Commercial Lending Success Not Just for Big CUs: Onsite at CUBG

Long-term and short-term commercial lending successes are shared by a $220 million credit union.

St. Helens Community CU President/CEO Brooke Van Vleet discusses the CU’s road to commercial lending success.

SAVANNAH, Ga. – When it comes to commercial lending success and a credit union’s size, bigger doesn’t always mean better. Just ask St. Helens Community Credit Union President/CEO Brooke Van Vleet, who described the ups and downs of the credit union’s 30-year commercial lending journey in a breakout session at the 2018 CUBG National Business Conference last week.

The $220 million SHCU, located in the quiet Columbia River-adjacent community of St. Helens, Ore., is grandfathered into the MBL cap due to its long history of commercial lending in the area, and maintains a lending portfolio of approximately one-third commercial, one-third consumer and one-third real estate. From 2013 to 2016, Van Vleet explained, SHCU resolved a few problematic loans, and started placing more emphasis on risk and the credit union’s needs when structuring new loans. The credit union faced some challenges along the way, including a notable loss during the resolution of one particular loan, but it began returning to profitability after 2016, bouncing back from an ROA of 0.52% and net worth of 7.52% in 2016 to an ROA of 1.04%and net worth of 8.79% in 2018 year-to-date.

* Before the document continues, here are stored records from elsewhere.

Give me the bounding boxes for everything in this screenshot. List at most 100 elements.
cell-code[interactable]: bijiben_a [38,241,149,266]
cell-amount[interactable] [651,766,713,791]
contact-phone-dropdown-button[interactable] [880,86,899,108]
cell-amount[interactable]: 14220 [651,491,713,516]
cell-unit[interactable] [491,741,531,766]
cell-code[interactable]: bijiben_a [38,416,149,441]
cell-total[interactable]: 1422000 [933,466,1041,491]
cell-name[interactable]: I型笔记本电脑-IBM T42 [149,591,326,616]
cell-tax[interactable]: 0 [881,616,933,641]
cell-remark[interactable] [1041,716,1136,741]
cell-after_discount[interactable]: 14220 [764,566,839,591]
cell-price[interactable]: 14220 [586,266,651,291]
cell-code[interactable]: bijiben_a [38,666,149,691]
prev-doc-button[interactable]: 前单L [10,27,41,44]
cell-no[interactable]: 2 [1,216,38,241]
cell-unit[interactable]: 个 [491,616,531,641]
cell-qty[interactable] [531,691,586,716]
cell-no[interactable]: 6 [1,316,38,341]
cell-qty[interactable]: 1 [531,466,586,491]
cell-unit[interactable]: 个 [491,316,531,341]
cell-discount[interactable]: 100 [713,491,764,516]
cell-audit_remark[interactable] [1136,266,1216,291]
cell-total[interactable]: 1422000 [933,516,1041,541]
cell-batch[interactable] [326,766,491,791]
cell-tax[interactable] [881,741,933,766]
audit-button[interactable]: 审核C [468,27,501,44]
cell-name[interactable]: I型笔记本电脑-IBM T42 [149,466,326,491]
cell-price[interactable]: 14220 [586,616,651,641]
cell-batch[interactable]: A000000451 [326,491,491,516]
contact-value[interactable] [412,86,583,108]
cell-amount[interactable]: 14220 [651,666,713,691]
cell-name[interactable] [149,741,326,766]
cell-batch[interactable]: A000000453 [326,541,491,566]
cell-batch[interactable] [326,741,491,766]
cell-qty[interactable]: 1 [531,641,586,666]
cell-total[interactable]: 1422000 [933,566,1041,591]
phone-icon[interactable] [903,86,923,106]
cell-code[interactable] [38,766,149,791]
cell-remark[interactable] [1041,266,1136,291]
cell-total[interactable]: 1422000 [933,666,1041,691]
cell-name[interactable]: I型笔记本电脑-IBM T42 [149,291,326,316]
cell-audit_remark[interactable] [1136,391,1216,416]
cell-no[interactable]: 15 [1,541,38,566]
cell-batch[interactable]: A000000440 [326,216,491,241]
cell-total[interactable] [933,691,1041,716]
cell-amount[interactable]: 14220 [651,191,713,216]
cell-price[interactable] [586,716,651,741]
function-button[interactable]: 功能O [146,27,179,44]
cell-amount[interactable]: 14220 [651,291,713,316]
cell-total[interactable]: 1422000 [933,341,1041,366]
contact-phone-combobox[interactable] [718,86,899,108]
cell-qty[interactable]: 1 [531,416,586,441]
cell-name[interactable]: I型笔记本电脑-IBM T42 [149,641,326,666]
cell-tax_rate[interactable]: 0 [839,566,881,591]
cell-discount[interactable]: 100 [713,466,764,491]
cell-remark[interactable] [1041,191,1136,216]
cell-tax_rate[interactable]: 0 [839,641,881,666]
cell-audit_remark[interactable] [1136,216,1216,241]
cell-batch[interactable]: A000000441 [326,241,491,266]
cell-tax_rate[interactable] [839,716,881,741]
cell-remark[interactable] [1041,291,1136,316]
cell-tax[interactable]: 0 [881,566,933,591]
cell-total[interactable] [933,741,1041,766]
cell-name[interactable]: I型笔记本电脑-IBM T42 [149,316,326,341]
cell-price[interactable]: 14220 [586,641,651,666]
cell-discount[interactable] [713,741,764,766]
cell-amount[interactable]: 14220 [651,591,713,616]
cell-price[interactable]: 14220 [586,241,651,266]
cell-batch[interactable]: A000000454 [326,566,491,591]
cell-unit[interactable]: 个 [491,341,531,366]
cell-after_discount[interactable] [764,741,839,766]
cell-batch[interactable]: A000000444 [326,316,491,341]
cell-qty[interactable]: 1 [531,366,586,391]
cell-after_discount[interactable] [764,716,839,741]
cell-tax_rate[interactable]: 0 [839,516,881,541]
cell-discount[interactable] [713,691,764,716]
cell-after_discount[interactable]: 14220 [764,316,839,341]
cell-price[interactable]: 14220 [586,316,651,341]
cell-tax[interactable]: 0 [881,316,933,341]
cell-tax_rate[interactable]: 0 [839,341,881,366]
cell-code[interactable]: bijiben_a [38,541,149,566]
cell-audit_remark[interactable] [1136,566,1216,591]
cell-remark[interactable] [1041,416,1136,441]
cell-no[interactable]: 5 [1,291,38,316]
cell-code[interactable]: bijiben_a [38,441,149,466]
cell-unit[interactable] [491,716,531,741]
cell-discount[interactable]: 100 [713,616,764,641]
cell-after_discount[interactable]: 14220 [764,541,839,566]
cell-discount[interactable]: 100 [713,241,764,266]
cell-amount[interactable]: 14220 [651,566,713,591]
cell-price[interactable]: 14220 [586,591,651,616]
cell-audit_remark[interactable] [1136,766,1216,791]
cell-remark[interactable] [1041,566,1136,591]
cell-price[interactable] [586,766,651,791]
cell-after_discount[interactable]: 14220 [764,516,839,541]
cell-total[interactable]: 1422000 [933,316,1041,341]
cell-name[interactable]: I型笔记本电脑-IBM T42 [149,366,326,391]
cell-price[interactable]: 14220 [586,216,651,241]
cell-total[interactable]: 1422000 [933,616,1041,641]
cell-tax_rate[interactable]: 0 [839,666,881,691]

“While we took the time a few years ago to address some troubled credits that began showing stress a few years after the Recession, the portfolio today is strong and growing, and we believe our commercial lending capability is an important component of successfully serving our community as well as ensuring our future sustainability,” Van Vleet said.

One borrower relationship that Van Vleet said SHCU is especially proud of is with a local logistics support company and has lasted over 20 years; during this time period, the company has seen exponential revenue growth. SHCU meets a unique need by providing equipment financing for the company, which also maintains a sizeable deposit balance with the credit union that fluctuates somewhat seasonally, she noted.

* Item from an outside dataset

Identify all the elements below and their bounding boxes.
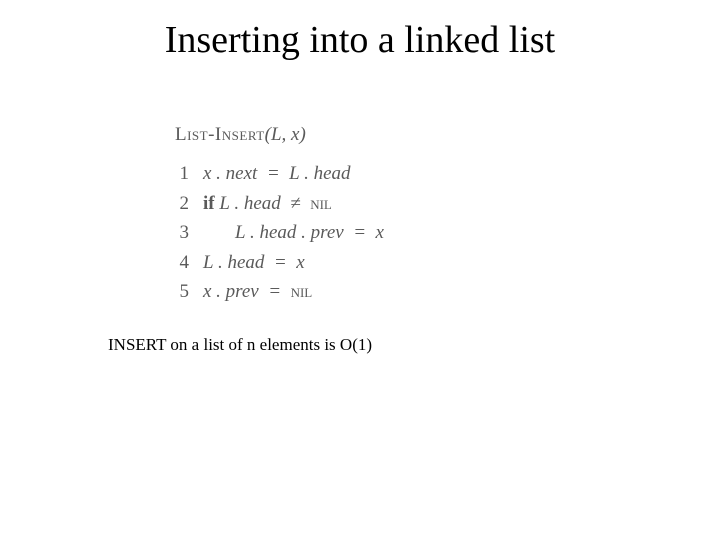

“Many credit unions focus their commercial lending program solely on commercial real estate, and SHCU wants to be able to serve other small business lending needs, such as equipment financing,” she said.

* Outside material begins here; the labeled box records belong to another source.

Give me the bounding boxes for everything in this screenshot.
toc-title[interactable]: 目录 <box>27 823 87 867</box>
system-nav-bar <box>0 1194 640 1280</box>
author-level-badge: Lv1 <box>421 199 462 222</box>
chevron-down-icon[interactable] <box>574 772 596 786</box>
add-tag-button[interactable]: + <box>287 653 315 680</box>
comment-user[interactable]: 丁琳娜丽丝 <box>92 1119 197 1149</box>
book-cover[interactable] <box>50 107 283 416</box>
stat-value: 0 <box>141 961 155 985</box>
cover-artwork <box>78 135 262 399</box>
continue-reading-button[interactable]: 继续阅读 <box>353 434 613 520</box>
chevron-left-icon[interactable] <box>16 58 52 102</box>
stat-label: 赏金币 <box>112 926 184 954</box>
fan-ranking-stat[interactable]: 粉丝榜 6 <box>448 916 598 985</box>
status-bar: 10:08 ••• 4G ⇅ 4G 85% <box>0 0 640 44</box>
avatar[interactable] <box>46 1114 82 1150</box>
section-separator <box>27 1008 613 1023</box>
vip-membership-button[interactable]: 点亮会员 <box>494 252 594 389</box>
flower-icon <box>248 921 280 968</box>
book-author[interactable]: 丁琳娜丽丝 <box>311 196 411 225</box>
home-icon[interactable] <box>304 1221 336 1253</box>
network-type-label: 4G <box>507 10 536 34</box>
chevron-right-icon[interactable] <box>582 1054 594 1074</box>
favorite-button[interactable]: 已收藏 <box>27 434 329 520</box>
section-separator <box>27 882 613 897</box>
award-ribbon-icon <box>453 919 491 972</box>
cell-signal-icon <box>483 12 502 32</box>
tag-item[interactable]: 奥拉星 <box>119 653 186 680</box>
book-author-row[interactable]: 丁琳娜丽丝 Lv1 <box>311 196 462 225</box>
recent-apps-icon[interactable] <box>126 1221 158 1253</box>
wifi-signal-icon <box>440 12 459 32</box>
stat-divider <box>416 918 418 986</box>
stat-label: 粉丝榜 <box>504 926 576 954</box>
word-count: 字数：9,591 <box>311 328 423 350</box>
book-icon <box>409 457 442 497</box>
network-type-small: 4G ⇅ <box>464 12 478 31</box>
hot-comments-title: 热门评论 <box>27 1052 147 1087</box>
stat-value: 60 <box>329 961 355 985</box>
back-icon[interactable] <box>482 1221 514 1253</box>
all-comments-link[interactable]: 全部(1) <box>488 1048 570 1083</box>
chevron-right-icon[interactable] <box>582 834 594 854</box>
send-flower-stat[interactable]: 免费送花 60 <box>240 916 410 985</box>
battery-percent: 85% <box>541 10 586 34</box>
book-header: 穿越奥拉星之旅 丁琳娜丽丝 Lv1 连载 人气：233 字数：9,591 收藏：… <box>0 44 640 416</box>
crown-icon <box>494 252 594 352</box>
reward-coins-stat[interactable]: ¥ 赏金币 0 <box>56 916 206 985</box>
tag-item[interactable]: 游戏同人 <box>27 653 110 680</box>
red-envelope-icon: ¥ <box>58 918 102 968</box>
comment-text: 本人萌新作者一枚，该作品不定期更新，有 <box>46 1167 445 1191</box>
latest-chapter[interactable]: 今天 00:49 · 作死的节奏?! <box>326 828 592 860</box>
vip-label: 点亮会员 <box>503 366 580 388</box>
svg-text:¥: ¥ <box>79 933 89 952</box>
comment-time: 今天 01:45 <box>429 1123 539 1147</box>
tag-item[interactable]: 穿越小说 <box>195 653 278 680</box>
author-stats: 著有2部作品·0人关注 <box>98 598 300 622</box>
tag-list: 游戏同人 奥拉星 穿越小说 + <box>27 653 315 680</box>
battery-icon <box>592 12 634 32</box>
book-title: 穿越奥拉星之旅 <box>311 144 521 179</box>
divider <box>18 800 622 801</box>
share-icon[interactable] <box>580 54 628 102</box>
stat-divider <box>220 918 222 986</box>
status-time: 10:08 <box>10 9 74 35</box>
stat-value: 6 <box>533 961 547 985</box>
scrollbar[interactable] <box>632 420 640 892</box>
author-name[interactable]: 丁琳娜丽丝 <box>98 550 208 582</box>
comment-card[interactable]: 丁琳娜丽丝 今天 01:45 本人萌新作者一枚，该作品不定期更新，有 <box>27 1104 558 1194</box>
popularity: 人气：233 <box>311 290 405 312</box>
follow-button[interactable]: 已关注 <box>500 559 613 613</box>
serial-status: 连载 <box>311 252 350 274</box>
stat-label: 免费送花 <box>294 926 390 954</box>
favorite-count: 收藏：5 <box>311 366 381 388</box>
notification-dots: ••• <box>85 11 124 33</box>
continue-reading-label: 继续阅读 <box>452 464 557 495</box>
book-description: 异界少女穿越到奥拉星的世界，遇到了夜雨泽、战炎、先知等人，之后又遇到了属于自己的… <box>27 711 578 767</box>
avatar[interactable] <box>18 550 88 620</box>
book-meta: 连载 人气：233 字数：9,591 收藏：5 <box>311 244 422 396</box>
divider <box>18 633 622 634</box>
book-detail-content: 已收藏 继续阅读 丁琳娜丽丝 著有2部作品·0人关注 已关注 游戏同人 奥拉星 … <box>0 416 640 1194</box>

Over the years, SHCU has developed a SEG-like relationship with the logistics support company and provided financial education to its employees – an opportunity Van Vleet noted many credit unions miss in their business borrower relationships. Half of the company’s 30 employees are SHCU members, and the owners allowed the credit union to present its “Going Green Makes Cents” financial wellness program to its entire employee base. “This opportunity has resulted in additional consumer accounts, including mortgage loans, and we’re now in the process of setting up ongoing quarterly seminars for their team,” Van Veet revealed.

Going forward, SHCU plans to focus on identifying strong commercial lending partners, ensuring staff training is ongoing, and building even more community relationships. A rebranding and renaming project is also in the works for SHCU.

“We believe our community involvement is another key success factor in our market that helps create top-of-mind awareness for small business owners,” Van Vleet said, adding that when it comes to commercial lending, SHCU is “in it for the long haul.”